SEG is a microfinance organization on campus that makes loans locally, in Grinnell, and internationally, in Nicaragua, Cambodia and Romania.
“We seek to establish mutually empowering connections between the developed and developing world in order to address the self-perpetuating problems of social and economic inequality,” said Most.
The Campus Champions of Change Challenge helped SEG make many improvements and changes. “When we first entered the contest, we didn’t have a very good website,” said Derek Farnam ’13, SEG co-treasurer. “We wanted to make sure we could have somewhere to refer people to, explaining what we are as an organization, because SEG is pretty complex. The old website was not fulfilling this purpose and this contest gave us the impetus to make some changes we had wanted to make for a long time.”
In addition to being recognized in Washington, D.C., SEG members were also featured on the MTV show “The Dean’s List,” which gave them national recognition. SEG has gained funding from this exposure and has an idea of what to use the extra revenue on. They will soon offer credit-building loans to help improve the credit scores of people who have either encountered credit-affecting financial misfortunes or do not yet have a credit score at all.
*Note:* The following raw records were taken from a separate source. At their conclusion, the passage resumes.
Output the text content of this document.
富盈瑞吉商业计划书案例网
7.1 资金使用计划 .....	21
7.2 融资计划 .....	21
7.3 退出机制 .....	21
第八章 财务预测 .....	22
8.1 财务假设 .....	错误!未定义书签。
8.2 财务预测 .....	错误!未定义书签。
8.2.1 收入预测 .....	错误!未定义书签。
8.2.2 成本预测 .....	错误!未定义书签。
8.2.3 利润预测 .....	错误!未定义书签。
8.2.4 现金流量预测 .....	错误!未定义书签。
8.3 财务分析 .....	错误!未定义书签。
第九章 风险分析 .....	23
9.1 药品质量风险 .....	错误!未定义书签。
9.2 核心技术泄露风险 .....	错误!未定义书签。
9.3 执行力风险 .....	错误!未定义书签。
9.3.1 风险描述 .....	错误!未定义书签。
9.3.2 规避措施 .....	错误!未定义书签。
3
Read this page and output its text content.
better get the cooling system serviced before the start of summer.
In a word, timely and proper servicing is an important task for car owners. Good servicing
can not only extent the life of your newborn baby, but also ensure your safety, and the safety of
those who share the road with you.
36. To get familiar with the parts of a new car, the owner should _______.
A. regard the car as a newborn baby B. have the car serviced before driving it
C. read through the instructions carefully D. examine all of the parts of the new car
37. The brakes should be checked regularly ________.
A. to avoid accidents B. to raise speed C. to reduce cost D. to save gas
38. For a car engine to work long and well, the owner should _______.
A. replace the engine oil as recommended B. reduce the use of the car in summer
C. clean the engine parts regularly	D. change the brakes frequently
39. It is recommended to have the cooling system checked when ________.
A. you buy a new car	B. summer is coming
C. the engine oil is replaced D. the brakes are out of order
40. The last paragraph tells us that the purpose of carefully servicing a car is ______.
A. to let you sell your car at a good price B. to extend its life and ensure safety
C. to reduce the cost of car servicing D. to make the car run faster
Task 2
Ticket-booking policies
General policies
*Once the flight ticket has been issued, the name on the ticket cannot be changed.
“Your credit score affects how much you pay on your mortgage, how much interest you pay on your car; it can be the difference of thousands of dollars a year,” said Most. “When you have had an unfortunate financial event that damages your credit score, it can be devastating for years. Credit-building loans are specifically designed to improve your credit score.”
SEG also received the Sarah Boyer Fellowship this past year, which allowed them to hire two summer interns to develop the curriculum for a financial literacy program they will soon offer in Grinnell.
“We want to not only empower people with our loans, but we want to give people the knowledge to make sound financial decisions,” said Most. “The program will be targeted at low-income residents and will cover savings and banking, one-on-one budgeting sessions, how to avoid credit scams and fraud.”
The organization has expanded greatly since its founding in 2007 and members are very proud of what they have accomplished.
“There are serious problems and serious poverty in the local community and SEG can help correct that,” said Most. “It’s empowering for us as students knowing that we are doing good, changing people’s lives.”